Scritto da Joyce nell'arco di diciassette anni, dal 1923 al 1939, Finnegans
Wake è il massimo monumento della letteratura sperimentale,
una vera e propria miniera per ogni campo della cultura e della lingua.
Per scrivere il sogno di Finnegan, Joyce s'ispirò alla ballata popolare riguardante un tale Tim Finnegan, gran bevitore, caduto da una scala a pioli e ritenuto morto dagli amici, che organizzano una veglia funebre durante la quale qualcuno versa whisky sul presunto cadavere, che a quel punto si desta - "resuscita'' - e si unisce alla veglia diventata subito festa. A quest'esile trama, cui Joyce applica in modi proteiformi la sua privilegiata metafora della caduta e resurrezione, l'autore lega le vicende di Humphrey Chimpden Earwicker, oste a Chapelizod nel suburbio dublinese, le cui iniziali, H. C. E., sottotitolo del Finnegans, significano altresì Here Comes Everybody ("Qui Viene Ognuno''). Sicché la sigla H. C. E. starà a riassumere la storia dell'umanità, piena dei sogni e dei desideri che Joyce fenomenologizza in una sola notte. Finnegans rappresenterà allora la faccia notturna, necessaria, di un'unica moneta, prima coniata nella diurna fisionomia dell'Ulisse. In questa notte mutuano nel sogno, all'insegna della metamorfosi, la storia e la cronaca spicciola dell'uomo in quanto individuo e specie, corpo soggettivo e corpo-massa. Per descrivere siffatta notte avvolgente l'incubo della storia, Joyce ricorre a una sorta di superlingua enciclopedica dove la lingua di base, l'inglese, si atomizza fungendo da legante delle lingue del mondo, accorse a sostenere, in circa seicento fitte pagine contraddistinte dall'allitterazione, dall'assonanza e dall'etimologia, dall'acrostico, dal palindromo e dall'anagramma, la tragedia irreversibile dell'umanità posseduta dal demone storiocentrico.

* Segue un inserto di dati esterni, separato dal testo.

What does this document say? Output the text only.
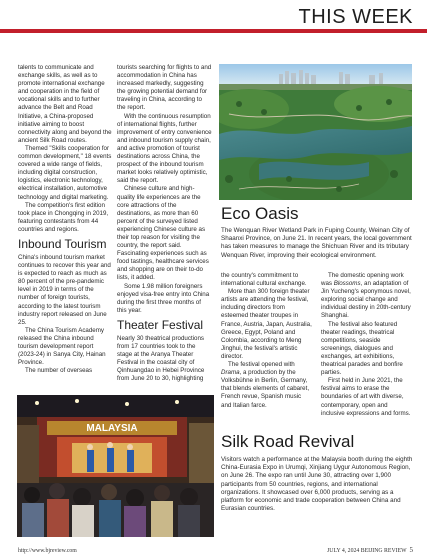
THIS WEEK

talents to communicate and exchange skills, as well as to promote international exchange and cooperation in the field of vocational skills and to further advance the Belt and Road Initiative, a China-proposed initiative aiming to boost connectivity along and beyond the ancient Silk Road routes.

Themed "Skills cooperation for common development," 18 events covered a wide range of fields, including digital construction, logistics, electronic technology, electrical installation, automotive technology and digital marketing.

The competition's first edition took place in Chongqing in 2019, featuring contestants from 44 countries and regions.

Inbound Tourism

China's inbound tourism market continues to recover this year and is expected to reach as much as 80 percent of the pre-pandemic level in 2019 in terms of the number of foreign tourists, according to the latest tourism industry report released on June 25.

The China Tourism Academy released the China inbound tourism development report (2023-24) in Sanya City, Hainan Province.

The number of overseas

tourists searching for flights to and accommodation in China has increased markedly, suggesting the growing potential demand for traveling in China, according to the report.

With the continuous resumption of international flights, further improvement of entry convenience and inbound tourism supply chain, and active promotion of tourist destinations across China, the prospect of the inbound tourism market looks relatively optimistic, said the report.

Chinese culture and high-quality life experiences are the core attractions of the destinations, as more than 60 percent of the surveyed listed experiencing Chinese culture as their top reason for visiting the country, the report said. Fascinating experiences such as food tastings, healthcare services and shopping are on their to-do lists, it added.

Some 1.98 million foreigners enjoyed visa-free entry into China during the first three months of this year.

Theater Festival

Nearly 30 theatrical productions from 17 countries took to the stage at the Aranya Theater Festival in the coastal city of Qinhuangdao in Hebei Province from June 20 to 30, highlighting

Eco Oasis
The Wenquan River Wetland Park in Fuping County, Weinan City of Shaanxi Province, on June 21. In recent years, the local government has taken measures to manage the Shichuan River and its tributary Wenquan River, improving their ecological environment.

the country's commitment to international cultural exchange.

More than 300 foreign theater artists are attending the festival, including directors from esteemed theater troupes in France, Austria, Japan, Australia, Greece, Egypt, Poland and Colombia, according to Meng Jinghui, the festival's artistic director.

The festival opened with Drama, a production by the Volksbühne in Berlin, Germany, that blends elements of cabaret, French revue, Spanish music and Italian farce.

The domestic opening work was Blossoms, an adaptation of Jin Yucheng's eponymous novel, exploring social change and individual destiny in 20th-century Shanghai.

The festival also featured theater readings, theatrical competitions, seaside screenings, dialogues and exchanges, art exhibitions, theatrical parades and bonfire parties.

First held in June 2021, the festival aims to erase the boundaries of art with diverse, contemporary, open and inclusive expressions and forms.

MALAYSIA
Silk Road Revival
Visitors watch a performance at the Malaysia booth during the eighth China-Eurasia Expo in Urumqi, Xinjiang Uygur Autonomous Region, on June 26. The expo ran until June 30, attracting over 1,900 participants from 50 countries, regions, and international organizations. It showcased over 6,000 products, serving as a platform for economic and trade cooperation between China and Eurasian countries.
http://www.bjreview.com	JULY 4, 2024 BEIJING REVIEW 5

Tra calchi, radici, prestiti dal sanscrito, ebraico, greco, basso sassone e islandese antico, dal tedesco, francese, spagnolo e italiano, ma anche indostano, malese e swahili, s'è calcolato che, per il Finnegans, Joyce abbia tratto parole da almeno una ventina di lingue, sottoponendole a minuziosi trattamenti trasformativi, analogici e rigenerativi. Ne risulta una testualità scomposta, al pari della materia, in minime |
||||
unità significanti,
in atomi, protoni e neutroni semantico-lessicali, a riprodurre quell'atomizzazione
del reale e dell'esperienza degli uomini dissolti nel caos. Un caos che,
metaforizzando l'odissea del testo e la trama esistenziale dell'uomo, non
vuole però introdurre nessuna apocalisse. Tende bensì a tradurre,
ancora una volta e allo stesso modo del monologo di Molly, un'accettazione
non passiva, bensì critica e tutta creativa, dell'esistenza.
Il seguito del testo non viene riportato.